Forum

Le fils de Joseph di Eugène Green

focus top image

Meno rigoroso di un tempo, ancora più ironico e divertito, sempre legato ai temi della grazia, della religione e dell'eredità culturale del barocco, Eugène Green continua a fare un cinema unico e irripetibile.

In Le fils de Joseph racconta la storia di Vincent, ragazzo senza padre, rabbioso e vendicativo, che grazie all'incontro con Joseph, peccatore redento dal proprio passato, trova la serenità e contribuisce alla creazione di una nuova famiglia. I modelli narrativi vengono dalla Bibbia, dalla storia di Abramo e dal sacrificio di Isacco, dalla nascita di Gesù e dalla creazione della Sacra famiglia; quelli pittorici dal Caravaggio, direttamente citato nel film; quelli musicali, come sempre, dal melodramma barocco e dai madrigali del compositore Domenico Mazzocchi.

Green cala nella Parigi contemporanea e nell'ambiente della cultura bobo il suo mondo ieratico e magico, fatto di primi piani dall'impostazione pittorica, di piani frontali, piani fissi e movimenti di macchina calibrati. Nella prima parte del film si diverte a demolire con la sua tipica ironia sciocca una serie di intellettuali vanesi e caricaturali, infilando situazioni da pochade o da commedia buffa. L'effetto di totale straniamento è comico, al limite del demenziale, così puro e creativo da farsi perdonare la totale gratuità delle situazioni. L'originalità del cinema di Green, in fondo, sta proprio nel legame inatteso fra le inquadrature, nella dimensione inconsueta che viene a crearsi dopo ogni stacco di montaggio, nella sospensione temporale e nell'unicità spaziale dei suoi mondi.

Green crea il sacro a partire dal quotidiano; o, piuttosto, porta il quotidiano a un tale limpidezza formale (con l'inquadratura svuotata di elementi e arricchita di linee geometriche, con i colori che rimano fra loro, con la luce che cala morbida sui personaggi) da entrare nella dimensione del sacro. "Credi in Dio?", chiede a un certo punto Vincent a Joseph. "A mio modo sì, e questa è da sempre la mia debolezza", risponde l'uomo. E la dimensione religiosa è anche, da sempre, la debolezza di Eugène Green, il suo approdo naturale. La religione intesa come modello di pensiero ed eredità culturale, non tanto come riferimento spirituale. La religione come ricerca di modelli mitici e figurativi da applicare alle azioni degli uomini. La religione, ancora, come creazione umana e solo dopo come voce e presenza del divino.

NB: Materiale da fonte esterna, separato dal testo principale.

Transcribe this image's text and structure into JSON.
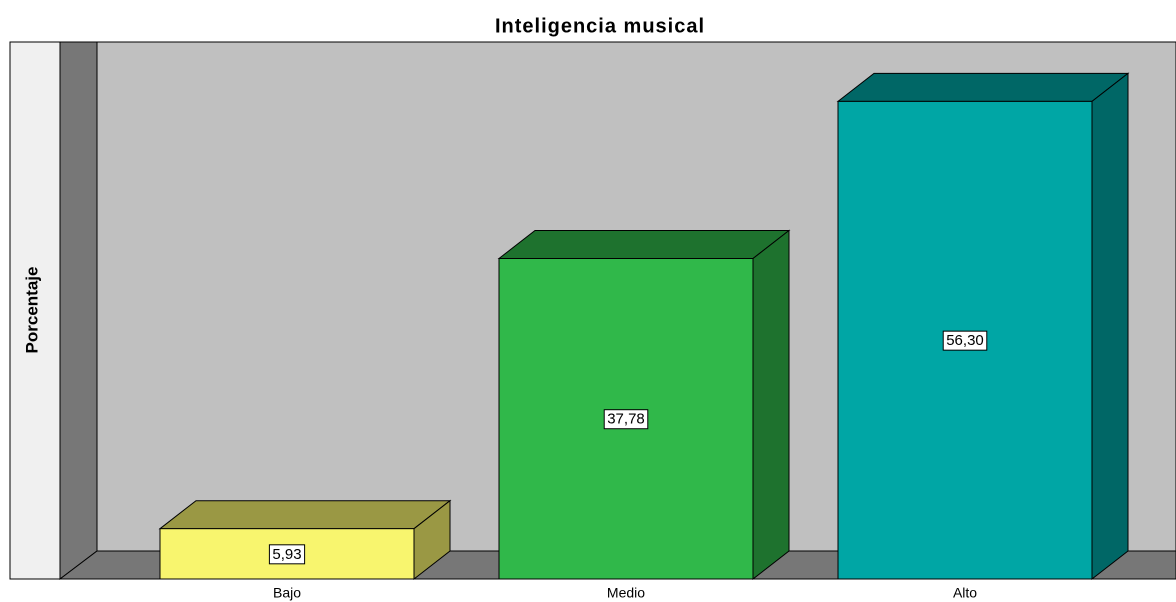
{
  "chart_data": {
    "type": "bar3d",
    "title": "Inteligencia musical",
    "y_label": "Porcentaje",
    "categories": [
      "Bajo",
      "Medio",
      "Alto"
    ],
    "values": [
      5.93,
      37.78,
      56.3
    ],
    "value_labels": [
      "5,93",
      "37,78",
      "56,30"
    ],
    "colors": [
      "#f8f56e",
      "#30b84a",
      "#00a6a5"
    ],
    "ylim": [
      0,
      60
    ]
  }
}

Quando ad esempio Vincent sta per uccidere il padre (un perfido editore interpretato da Mathieu Amalric), in una posa che imita l'Abramo di Caravaggio, prima di affondare il coltello il ragazzo guarda verso la parete che ha di fronte: ciò che vede è semplicemente uno spazio bianco, una luce con vaga forma di angelo, ma proprio in quella figura indefinita scorge la presenza di Dio e blocca la mano. "Non è Dio che chiede a Abramo di uccidere Isacco", dice Joseph a Vincent; "ma sua è la voce che convince l'uomo a non uccidere". Dio, per Green, è in quella luce. Ma quella luce non esiste, è una nuda parete, e Dio sta nell'occhio puro del ragazzo, nella sua voce interiore.

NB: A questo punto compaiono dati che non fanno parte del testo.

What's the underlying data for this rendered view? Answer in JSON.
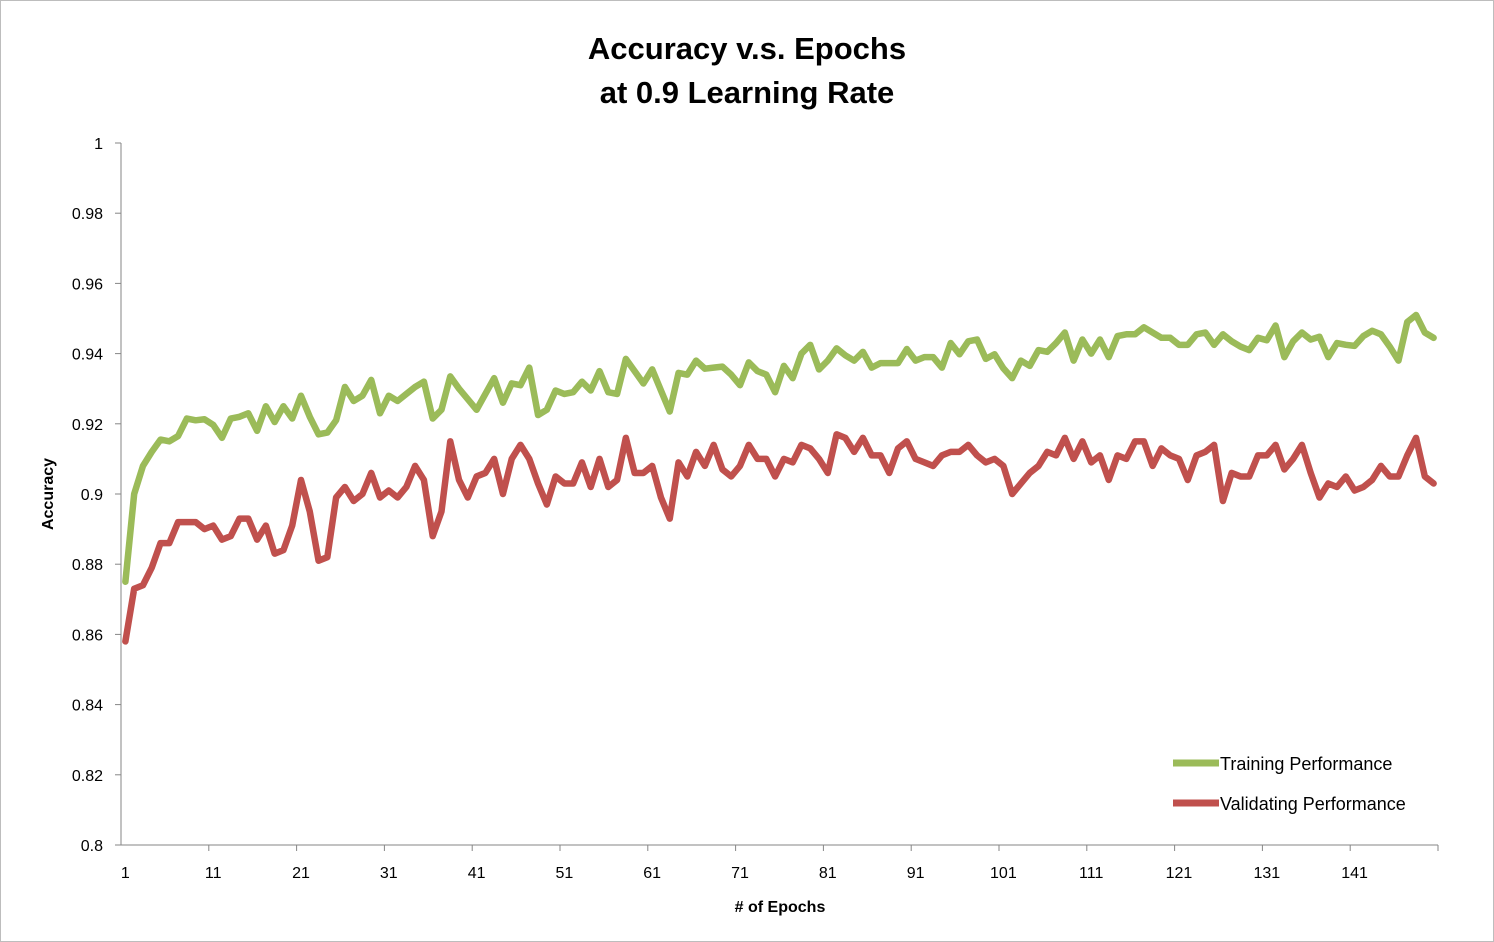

Ogni aspetto della trama religiosa di Le fils de Joseph nasce da una visione del sacro circoscritto nei confini della realtà. Green confonde le relazioni fra i personaggi, prende una tradizione e ne smuove gli elementi; inserisce viandanti, asinelli, fughe in Egitto (in realtà su una spiaggia della Normandia), sacrifici e sacrificati creando un mondo nuovo a partire da un'iconografia riconoscibile e interpretabile. Come sempre nel suo cinema, la sospensione dell'ascolto rivela la ricchezza dello stupore e del silenzio, mentre l'emozione che traspare dai volti dei suoi personaggi, non più velati di ironia ma illuminati dalla grazia, rappresenta nel finale i termini complementari del pentimento e del dono.

La semplicità della messinscena libera il racconto da ogni possibile forzatura narrativa. L'immagine si fa pura, come in un dipinto, e dentro una cornice di bellezza incontaminata ogni personaggio di Le fils de Joseph, finalmente pronto a essere se stesso (una madre, un padre, un figlio), abbandona il modello di riferimento per diventare una piccola, splendida figura degna d'amore e compassione.